Boll, Perwira militer Kolonial Belanda yang ditugaskan di Muna
pada tahun 1906 dalam catatannya menulis bahwa sebelum tahun 1908, Muna adalah
negara merdeka. Perairan Selat Buton dikuasai oleh perompak ( bajak laut ) Kerajaan Muna dan menjadikan perairan tidak aman bagi siapa saja yang melaluinya
termasuk Belanda sendiri. Siapapun yang melalui perairan itu akan dibajak dan
dirampok oleh mereka. Penggambaran negeatif Boll tersebut terhadap kondisi
sosio ekonomi masyarakat Kerajaan Muna pada waktu itu, tidak terlepas dari
kondisi physikys umum pemerintah Kolonial Belanda yang tidak mampu menaklukan
Kerajaan Muna secara langsung.
DR tahun 1643, hal.84 dan 115 mengisahkan bahwa sebuah kapal perusahaan Otter menabrak sebuah
karang di kepulauan Tukang Besi ( sekarang Wakatobi ) dan mnyebabkan kapal itu
karam. Kapal yang bermatan rempah-rempah dari Kepulauan Maluku itu hendak
berlayar ke Batavia ( Jakarta ) melalui Makassar. Namun setelah berada dua hari terobang ambing di laut, kapten Philip nakhoda
kapal tersebut dan
beberapa penumpang dan kru kapal yang selamat tidak ingin singgah
ke
Makassar, tetapi langsung ke Batavia.
Lima hari kemudian, para korban yang terombang ambing dilautan itu mencapai
'Pangesana',
pulau Muna hari ini. Mereka berlabuh di
sebuah desa bernama Selanca atau, Chalancka ( Wasolangka ). Desa itu dalam perjanjian
Bongaya tahun 1667 di sebut Selansa. Mereka bermaksud mengisi cadangan air bersih untuk memenuhi
kebutuhan mereka selama dalam pelayaran.
Namun apa di kata, bukanya mereka selamat tapi justru mereka menyetor nyawa mereka
dan membawa jasadnya untuk dikubur. Tampa mereka sadari mereka telah masuk pada
kandang macan yang telah memusuhi mereka. Sikap permusuhan masyarakat Muna
terhadap Belanda sejak ditandatangannya perjanjian
Scoot-Elangi pada tahun 1613. Bagi masyarakat Muna Walanda/ Belanda adalah
musuh yang telah memecah hubungan persaudaraan antara Muna dan Buton yang telah
terjalin lama sejak Kesultanan itu di bentuk oleh Raja Muna La Kilaponto tahun
1541. Olehnya itu Belnda yang mencoba masuk atau yang sudah masuk di wilayah
Kerjaan Muna harus di bunuh dan hartanya dirampas.
Merasa ini adalah
kesempatan baik untuk membunuh musuh kerjaan, prajurit-prajurit penjaga periran
barat Kerajaan Muna yang ditempatkan di Wasolangka menyusun strategi untuk
menyerang walanda kafiri/ Belanda kafir itu. Pada malam hari
prajurit Bharata Wasolangka menggerebek
rumah yang ditempati oleh orang-orang Belanda itu. dan membunuh semua orang. “ Ada 5 orang yang dapat melarikan diri dari penggerebekan
itu, namun terus dikejar
dan akhirnya juga dibunuh. Yang selamat dari penggerebekan itu hanya seorang reporter yang bernama
Abraham Thomassen dari Amsterdam”. Demikian laporan DR.

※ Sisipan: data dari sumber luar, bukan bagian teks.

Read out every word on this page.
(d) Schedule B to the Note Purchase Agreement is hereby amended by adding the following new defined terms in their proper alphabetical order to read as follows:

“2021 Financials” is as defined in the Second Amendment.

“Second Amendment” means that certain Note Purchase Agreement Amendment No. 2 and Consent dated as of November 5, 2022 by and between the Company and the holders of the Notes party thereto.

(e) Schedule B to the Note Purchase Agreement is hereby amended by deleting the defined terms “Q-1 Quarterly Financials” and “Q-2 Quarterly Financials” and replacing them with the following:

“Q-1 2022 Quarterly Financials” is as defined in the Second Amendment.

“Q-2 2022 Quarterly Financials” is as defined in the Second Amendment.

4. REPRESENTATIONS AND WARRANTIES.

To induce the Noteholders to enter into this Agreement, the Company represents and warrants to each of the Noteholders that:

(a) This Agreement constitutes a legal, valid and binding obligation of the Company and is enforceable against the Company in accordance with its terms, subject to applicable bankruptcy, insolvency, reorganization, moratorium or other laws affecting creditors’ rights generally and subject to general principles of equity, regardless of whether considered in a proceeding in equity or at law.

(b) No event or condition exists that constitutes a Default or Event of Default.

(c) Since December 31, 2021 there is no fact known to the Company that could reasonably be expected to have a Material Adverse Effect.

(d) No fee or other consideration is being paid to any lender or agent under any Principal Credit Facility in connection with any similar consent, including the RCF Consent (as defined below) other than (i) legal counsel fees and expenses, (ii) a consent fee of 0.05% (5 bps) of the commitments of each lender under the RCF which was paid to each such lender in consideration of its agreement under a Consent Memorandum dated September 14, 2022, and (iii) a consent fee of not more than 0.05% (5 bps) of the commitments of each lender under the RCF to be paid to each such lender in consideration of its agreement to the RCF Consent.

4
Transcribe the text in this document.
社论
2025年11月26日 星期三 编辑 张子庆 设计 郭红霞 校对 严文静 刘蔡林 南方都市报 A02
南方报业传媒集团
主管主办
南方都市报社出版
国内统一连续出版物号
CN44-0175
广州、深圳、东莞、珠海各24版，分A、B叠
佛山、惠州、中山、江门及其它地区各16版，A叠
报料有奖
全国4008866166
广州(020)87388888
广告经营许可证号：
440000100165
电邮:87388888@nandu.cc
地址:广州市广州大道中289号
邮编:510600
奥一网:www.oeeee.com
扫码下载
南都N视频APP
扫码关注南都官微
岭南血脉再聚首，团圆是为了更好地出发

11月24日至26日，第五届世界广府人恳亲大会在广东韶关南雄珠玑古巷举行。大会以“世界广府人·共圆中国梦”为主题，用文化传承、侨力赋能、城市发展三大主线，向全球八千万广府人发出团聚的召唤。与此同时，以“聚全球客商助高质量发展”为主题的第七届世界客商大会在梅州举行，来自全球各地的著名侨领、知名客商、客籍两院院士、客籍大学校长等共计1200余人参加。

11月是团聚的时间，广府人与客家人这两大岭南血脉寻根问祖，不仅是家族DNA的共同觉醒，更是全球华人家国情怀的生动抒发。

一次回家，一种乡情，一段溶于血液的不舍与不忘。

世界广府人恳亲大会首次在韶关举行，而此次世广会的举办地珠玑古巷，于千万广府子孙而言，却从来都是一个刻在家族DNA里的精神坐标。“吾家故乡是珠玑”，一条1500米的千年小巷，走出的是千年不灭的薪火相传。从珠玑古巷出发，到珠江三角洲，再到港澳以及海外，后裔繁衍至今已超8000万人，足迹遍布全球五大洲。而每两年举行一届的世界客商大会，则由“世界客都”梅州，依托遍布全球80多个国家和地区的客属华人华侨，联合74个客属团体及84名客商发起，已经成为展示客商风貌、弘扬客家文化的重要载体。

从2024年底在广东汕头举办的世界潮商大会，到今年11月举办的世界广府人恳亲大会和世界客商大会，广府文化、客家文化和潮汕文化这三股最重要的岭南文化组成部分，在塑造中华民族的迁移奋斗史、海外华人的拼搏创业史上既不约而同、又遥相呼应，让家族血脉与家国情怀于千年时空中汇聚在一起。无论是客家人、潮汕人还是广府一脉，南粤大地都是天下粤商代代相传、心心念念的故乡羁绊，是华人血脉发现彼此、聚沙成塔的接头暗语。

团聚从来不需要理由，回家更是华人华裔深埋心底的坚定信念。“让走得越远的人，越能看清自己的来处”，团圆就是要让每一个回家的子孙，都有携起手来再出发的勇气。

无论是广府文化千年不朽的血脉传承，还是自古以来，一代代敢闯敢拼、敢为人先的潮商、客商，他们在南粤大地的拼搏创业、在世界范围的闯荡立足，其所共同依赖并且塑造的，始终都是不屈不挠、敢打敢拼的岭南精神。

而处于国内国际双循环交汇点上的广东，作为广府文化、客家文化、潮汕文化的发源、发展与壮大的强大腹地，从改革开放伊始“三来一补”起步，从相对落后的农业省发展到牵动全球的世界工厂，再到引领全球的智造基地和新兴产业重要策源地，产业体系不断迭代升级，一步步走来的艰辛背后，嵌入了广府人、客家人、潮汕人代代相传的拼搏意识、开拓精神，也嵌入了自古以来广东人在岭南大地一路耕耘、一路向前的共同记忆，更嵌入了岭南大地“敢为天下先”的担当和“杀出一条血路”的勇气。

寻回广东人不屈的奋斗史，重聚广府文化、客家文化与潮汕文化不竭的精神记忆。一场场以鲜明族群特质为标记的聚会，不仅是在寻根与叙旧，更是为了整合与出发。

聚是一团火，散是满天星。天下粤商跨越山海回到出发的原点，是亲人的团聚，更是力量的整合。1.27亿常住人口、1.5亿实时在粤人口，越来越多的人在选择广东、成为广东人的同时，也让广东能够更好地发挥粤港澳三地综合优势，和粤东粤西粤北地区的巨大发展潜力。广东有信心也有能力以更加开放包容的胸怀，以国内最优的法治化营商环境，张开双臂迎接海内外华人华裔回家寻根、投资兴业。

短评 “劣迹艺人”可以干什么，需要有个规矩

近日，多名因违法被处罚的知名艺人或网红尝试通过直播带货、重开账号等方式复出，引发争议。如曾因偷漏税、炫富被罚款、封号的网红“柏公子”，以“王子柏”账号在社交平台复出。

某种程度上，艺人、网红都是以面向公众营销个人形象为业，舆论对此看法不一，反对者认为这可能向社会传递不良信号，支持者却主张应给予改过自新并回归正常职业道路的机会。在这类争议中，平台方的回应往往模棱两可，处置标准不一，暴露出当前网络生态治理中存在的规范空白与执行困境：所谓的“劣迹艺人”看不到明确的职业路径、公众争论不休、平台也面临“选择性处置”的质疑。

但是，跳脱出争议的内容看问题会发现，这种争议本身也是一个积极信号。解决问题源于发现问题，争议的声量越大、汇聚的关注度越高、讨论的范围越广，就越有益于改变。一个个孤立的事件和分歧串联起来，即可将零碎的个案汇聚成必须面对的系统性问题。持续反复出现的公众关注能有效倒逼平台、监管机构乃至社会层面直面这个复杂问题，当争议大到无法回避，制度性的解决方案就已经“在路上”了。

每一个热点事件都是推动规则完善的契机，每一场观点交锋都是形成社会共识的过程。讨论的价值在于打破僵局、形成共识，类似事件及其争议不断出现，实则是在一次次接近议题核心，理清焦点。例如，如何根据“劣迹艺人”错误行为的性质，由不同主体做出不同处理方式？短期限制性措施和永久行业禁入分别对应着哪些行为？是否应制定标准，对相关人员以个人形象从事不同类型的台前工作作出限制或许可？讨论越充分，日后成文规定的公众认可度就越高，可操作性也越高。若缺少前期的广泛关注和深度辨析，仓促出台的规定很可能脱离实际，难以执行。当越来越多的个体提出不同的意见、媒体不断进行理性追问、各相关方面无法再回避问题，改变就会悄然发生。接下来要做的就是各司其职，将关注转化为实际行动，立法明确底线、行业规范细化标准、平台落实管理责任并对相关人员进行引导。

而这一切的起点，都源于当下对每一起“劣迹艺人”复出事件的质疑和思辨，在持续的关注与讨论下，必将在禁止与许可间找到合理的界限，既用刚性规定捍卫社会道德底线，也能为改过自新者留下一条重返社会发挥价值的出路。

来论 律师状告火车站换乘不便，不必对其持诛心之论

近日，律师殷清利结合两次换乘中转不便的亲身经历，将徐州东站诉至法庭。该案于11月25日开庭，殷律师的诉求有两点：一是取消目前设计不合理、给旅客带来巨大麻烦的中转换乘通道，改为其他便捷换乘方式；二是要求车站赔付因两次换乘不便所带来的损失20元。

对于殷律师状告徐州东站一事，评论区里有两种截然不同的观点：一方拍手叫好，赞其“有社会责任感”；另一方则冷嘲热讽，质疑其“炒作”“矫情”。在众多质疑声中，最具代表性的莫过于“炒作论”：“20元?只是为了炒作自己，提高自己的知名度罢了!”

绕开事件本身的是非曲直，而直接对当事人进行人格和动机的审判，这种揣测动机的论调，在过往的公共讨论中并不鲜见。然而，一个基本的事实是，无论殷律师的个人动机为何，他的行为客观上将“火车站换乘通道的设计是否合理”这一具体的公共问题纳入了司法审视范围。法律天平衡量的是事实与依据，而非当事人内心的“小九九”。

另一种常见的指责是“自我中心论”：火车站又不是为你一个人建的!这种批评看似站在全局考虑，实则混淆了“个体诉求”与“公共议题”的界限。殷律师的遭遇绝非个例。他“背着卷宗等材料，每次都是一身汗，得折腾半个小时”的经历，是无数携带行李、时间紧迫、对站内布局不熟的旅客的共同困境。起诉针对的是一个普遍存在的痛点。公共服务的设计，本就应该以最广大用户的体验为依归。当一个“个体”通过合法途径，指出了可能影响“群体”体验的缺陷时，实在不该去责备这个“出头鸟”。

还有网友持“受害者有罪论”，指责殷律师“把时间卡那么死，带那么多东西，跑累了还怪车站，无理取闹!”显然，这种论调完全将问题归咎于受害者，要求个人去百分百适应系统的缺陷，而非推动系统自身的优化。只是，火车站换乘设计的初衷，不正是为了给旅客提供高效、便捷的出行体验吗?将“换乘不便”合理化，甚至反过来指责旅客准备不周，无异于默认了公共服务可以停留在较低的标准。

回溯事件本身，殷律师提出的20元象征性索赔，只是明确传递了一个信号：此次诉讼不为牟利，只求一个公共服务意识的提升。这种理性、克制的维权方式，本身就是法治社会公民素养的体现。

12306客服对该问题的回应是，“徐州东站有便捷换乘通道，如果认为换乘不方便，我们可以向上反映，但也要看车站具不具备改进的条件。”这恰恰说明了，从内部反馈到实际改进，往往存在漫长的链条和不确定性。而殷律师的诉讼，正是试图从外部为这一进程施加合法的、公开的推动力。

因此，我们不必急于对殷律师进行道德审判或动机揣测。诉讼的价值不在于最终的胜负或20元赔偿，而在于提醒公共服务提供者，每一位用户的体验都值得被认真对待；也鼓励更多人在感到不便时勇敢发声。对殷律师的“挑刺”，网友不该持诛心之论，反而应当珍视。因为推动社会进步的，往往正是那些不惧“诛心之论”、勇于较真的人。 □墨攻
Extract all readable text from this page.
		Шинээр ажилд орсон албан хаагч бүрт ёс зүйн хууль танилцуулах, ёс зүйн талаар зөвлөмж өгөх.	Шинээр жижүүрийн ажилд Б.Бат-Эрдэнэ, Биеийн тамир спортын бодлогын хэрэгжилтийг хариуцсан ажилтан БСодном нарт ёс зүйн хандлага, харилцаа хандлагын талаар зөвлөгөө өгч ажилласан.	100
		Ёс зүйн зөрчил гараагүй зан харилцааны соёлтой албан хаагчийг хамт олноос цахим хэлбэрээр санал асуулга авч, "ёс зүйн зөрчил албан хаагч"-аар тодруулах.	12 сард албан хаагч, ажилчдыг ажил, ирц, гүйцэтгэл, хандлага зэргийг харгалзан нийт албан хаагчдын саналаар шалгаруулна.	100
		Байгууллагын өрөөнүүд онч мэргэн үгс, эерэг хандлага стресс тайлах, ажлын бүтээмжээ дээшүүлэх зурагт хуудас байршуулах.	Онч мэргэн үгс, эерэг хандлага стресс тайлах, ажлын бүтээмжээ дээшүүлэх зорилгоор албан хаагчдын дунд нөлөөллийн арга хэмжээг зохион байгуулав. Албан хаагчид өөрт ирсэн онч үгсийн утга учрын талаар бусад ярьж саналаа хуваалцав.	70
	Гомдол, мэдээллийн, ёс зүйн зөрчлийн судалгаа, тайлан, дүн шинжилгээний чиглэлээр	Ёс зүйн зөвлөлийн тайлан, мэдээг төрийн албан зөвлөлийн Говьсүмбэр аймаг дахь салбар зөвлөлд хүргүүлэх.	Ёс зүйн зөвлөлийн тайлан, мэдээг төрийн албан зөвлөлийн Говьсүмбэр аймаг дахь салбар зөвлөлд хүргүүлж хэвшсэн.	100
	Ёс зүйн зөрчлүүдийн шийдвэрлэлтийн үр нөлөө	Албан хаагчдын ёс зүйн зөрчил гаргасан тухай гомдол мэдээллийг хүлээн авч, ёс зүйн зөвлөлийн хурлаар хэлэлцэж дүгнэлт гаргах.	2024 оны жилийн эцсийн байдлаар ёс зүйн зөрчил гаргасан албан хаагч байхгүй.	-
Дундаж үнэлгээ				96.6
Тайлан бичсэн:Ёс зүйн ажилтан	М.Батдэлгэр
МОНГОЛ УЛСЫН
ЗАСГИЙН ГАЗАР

Pimpinan perusahaan Otter,
Hans Jacobsen
yang menjemput Abraham Thomassen di Bauabu menulis, “ meskipun Thomassen telah
mengalami luka di dada, namun,
ia bisa meloloskan
diri dan lari bersembunyi didalam hutan selama tiga
bulan mendatang. Dalam kondisi kelaparan akhirnya menembus sebuah
desa, di mana ia menemukan 'orang-orang masih hidup seorang wanita dengan dua
anak perempuan kecil, seorang Maardijker Maradika- golongan rakyat jelata “ .
Jacobsen tidak secara
jelas menulis nama desa di mana Thomassen muncul setelah tiga bulan dalam pelariannya
dalam hutan. Hanya saja kalau dilihat dari rentan waktu sejak dia melarikan
diri dari penggerebekan itu sampai dia menemukan desa, serta mudahnya dia menyeberang ke Baubau
pusat pemerintahan Kesultanan Buton, maka dapat dipastikan bahwa desa itu
adalah desa yang ada di Muna bagian selatan yang saat itu masuk dalam wilayah
kekuasaan Kesutanan Buton. Sebagai catatan, ketika La Kilaponto, Raja Muna ke 7
Mendirikan Kesultanan Buton pada tahun 1541, dua wilayah dibagian selatan Pulau
Muna yang sebelumnya menjadi bagian dari Kerajaan Muna, yakni Gu dan Mawasangka
ikut dimasukan kedalam wilayah Kesultanan Buton. Sedangkan sebagai gantinya, dua
kampung di Pulau Buton bagian selatan yaitu Wakorumba dan Kulisusu dimasukan
kedalam wilayah Kerajaan Muna.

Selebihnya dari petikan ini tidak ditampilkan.